Decision Problem: Given an input list $A$, can our target string $S$ be made from any of the elements of $A$?

If just one element does not exist in $A$ (which exists in $s$) then the algorithm returns false.

A = input_array
s = input_target_array

for i in s:
  if i in A:
    (all elements ∈ s) ∈ A

(if any element ∈ s) ∉ A:
  return False
  return True 


Enter your input for A and include spaces:
Enter letters WITH SPACES: "ab" "cd" "ac"
enter your input for s:
^ False ^
^ True ^

I'm looking for an algorithm that solves my made up decision problem faster than $O(n^2)$ time.

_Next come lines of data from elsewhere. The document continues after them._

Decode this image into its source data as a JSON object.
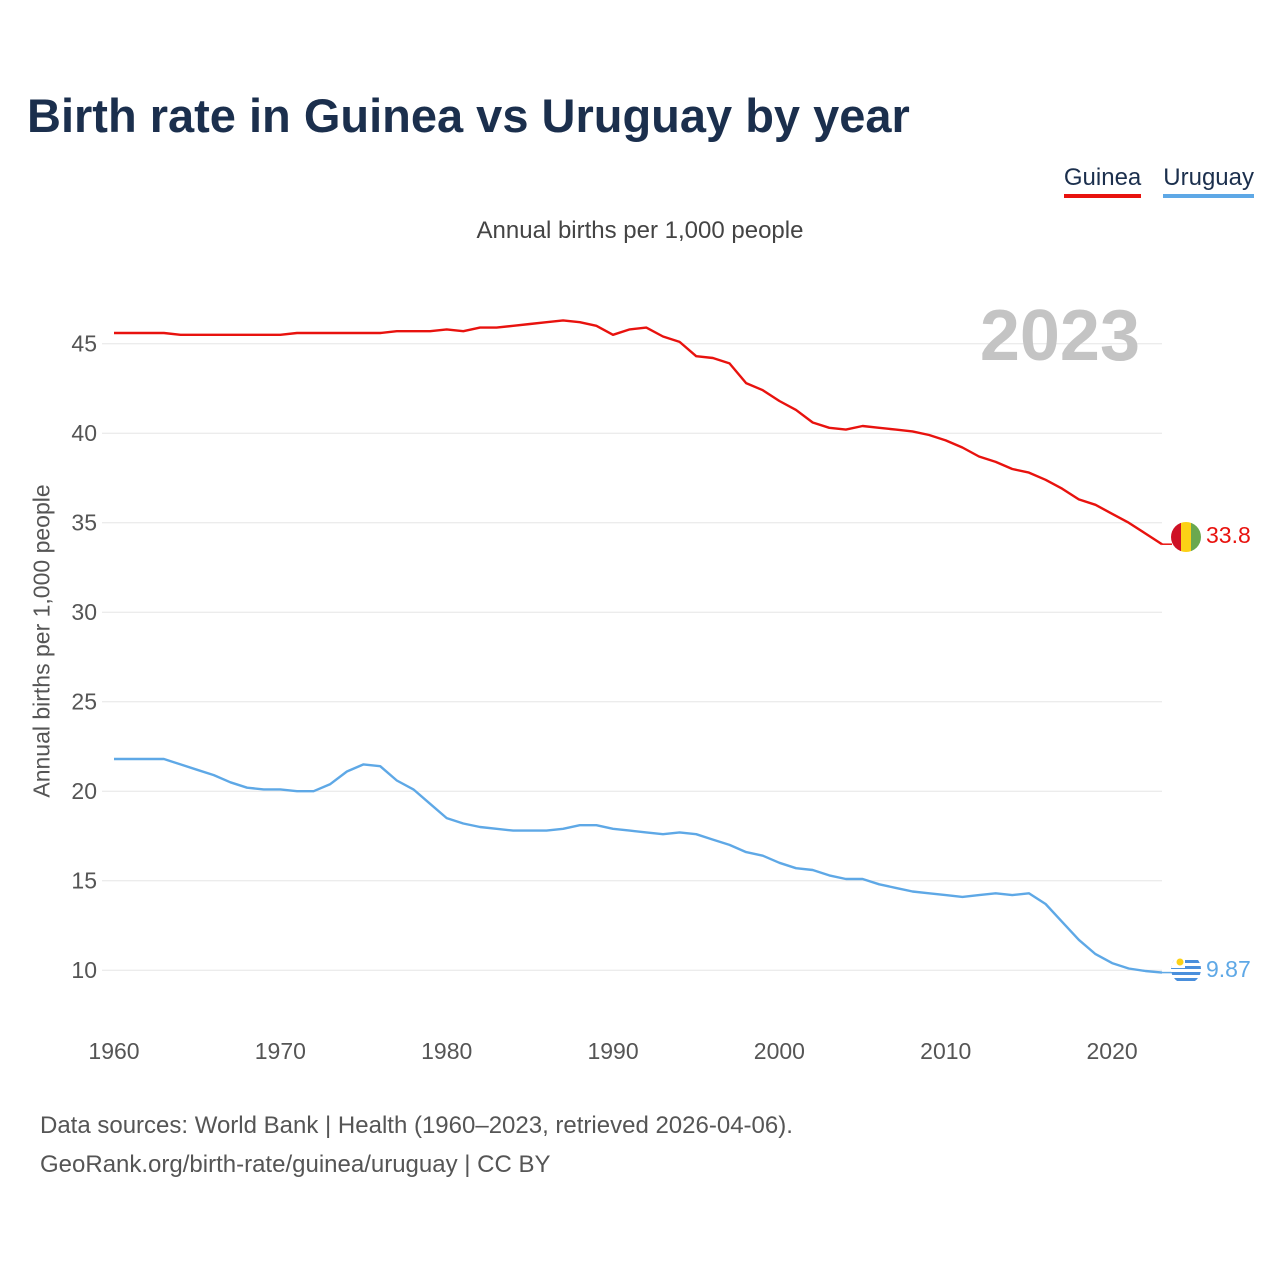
{
  "chart_data": {
    "type": "line",
    "title": "Birth rate in Guinea vs Uruguay by year",
    "subtitle": "Annual births per 1,000 people",
    "ylabel": "Annual births per 1,000 people",
    "xlabel": "",
    "year_label": "2023",
    "xlim": [
      1960,
      2023
    ],
    "ylim": [
      7.5,
      48
    ],
    "x_ticks": [
      1960,
      1970,
      1980,
      1990,
      2000,
      2010,
      2020
    ],
    "y_ticks": [
      10,
      15,
      20,
      25,
      30,
      35,
      40,
      45
    ],
    "x": [
      1960,
      1961,
      1962,
      1963,
      1964,
      1965,
      1966,
      1967,
      1968,
      1969,
      1970,
      1971,
      1972,
      1973,
      1974,
      1975,
      1976,
      1977,
      1978,
      1979,
      1980,
      1981,
      1982,
      1983,
      1984,
      1985,
      1986,
      1987,
      1988,
      1989,
      1990,
      1991,
      1992,
      1993,
      1994,
      1995,
      1996,
      1997,
      1998,
      1999,
      2000,
      2001,
      2002,
      2003,
      2004,
      2005,
      2006,
      2007,
      2008,
      2009,
      2010,
      2011,
      2012,
      2013,
      2014,
      2015,
      2016,
      2017,
      2018,
      2019,
      2020,
      2021,
      2022,
      2023
    ],
    "series": [
      {
        "name": "Guinea",
        "color": "#e8120e",
        "end_label": "33.8",
        "values": [
          45.6,
          45.6,
          45.6,
          45.6,
          45.5,
          45.5,
          45.5,
          45.5,
          45.5,
          45.5,
          45.5,
          45.6,
          45.6,
          45.6,
          45.6,
          45.6,
          45.6,
          45.7,
          45.7,
          45.7,
          45.8,
          45.7,
          45.9,
          45.9,
          46.0,
          46.1,
          46.2,
          46.3,
          46.2,
          46.0,
          45.5,
          45.8,
          45.9,
          45.4,
          45.1,
          44.3,
          44.2,
          43.9,
          42.8,
          42.4,
          41.8,
          41.3,
          40.6,
          40.3,
          40.2,
          40.4,
          40.3,
          40.2,
          40.1,
          39.9,
          39.6,
          39.2,
          38.7,
          38.4,
          38.0,
          37.8,
          37.4,
          36.9,
          36.3,
          36.0,
          35.5,
          35.0,
          34.4,
          33.8
        ]
      },
      {
        "name": "Uruguay",
        "color": "#5ea8e6",
        "end_label": "9.87",
        "values": [
          21.8,
          21.8,
          21.8,
          21.8,
          21.5,
          21.2,
          20.9,
          20.5,
          20.2,
          20.1,
          20.1,
          20.0,
          20.0,
          20.4,
          21.1,
          21.5,
          21.4,
          20.6,
          20.1,
          19.3,
          18.5,
          18.2,
          18.0,
          17.9,
          17.8,
          17.8,
          17.8,
          17.9,
          18.1,
          18.1,
          17.9,
          17.8,
          17.7,
          17.6,
          17.7,
          17.6,
          17.3,
          17.0,
          16.6,
          16.4,
          16.0,
          15.7,
          15.6,
          15.3,
          15.1,
          15.1,
          14.8,
          14.6,
          14.4,
          14.3,
          14.2,
          14.1,
          14.2,
          14.3,
          14.2,
          14.3,
          13.7,
          12.7,
          11.7,
          10.9,
          10.4,
          10.1,
          9.96,
          9.87
        ]
      }
    ]
  },
  "footer": {
    "line1": "Data sources: World Bank | Health (1960–2023, retrieved 2026-04-06).",
    "line2": "GeoRank.org/birth-rate/guinea/uruguay | CC BY"
  }
}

Are there any methods that can be used from an algorithmic standpoint that would make this $O(n)$ time?

  • 2
    $\begingroup$ How large is the alphabet? Should we treat the size of the alphabet as constant ($O(1)$) or not? $\endgroup$ – D.W. Jan 22 '20 at 6:04
  • $\begingroup$ @D.W. The alphabet could be any of the infinite ones out there. Sometimes I use smiley faces and pineapples as a character string. $\endgroup$ – Travis Wells Jan 22 '20 at 12:15
  • 1
    $\begingroup$ what does (all elements ∈ s) ∈ A mean in code? $\endgroup$ – user253751 Jan 22 '20 at 12:55
  • 1
    $\begingroup$ stackoverflow.com/q/4642172/781723, cs.stackexchange.com/q/95996/755 $\endgroup$ – D.W. Jan 22 '20 at 16:09
  • $\begingroup$ @user253751 Suppose that you see that the elements in $s$ as in the output example contains a character x. Since $A$ does not contain a character x then "(if any element ∈ s) ∉ A" is True (algorithm returns false). $\endgroup$ – Travis Wells Jan 22 '20 at 22:14

I use set difference to find out if there are any elements in $s$ that don't exist in $A$. This should be $O(n)$ in the best cases if there is a good hash. Since I'm dealing with integers it should be $O(n)$ Explained here

I then use $len(s)$ and $len(A)$ which takes $O(1)$ time according to here.

A = [1,2,3,4,9]
s = [1,2,3,4,9]

elem_not_in_A = set(s) - set(A)

if len(s) >= len(A):
    if len(elem_not_in_A) > 0:
        output False
        output True
    output False

If the set difference remains $O(n)$ and all the other statements remain $O(1)$ then yes it can be solved in $O(n)$ time.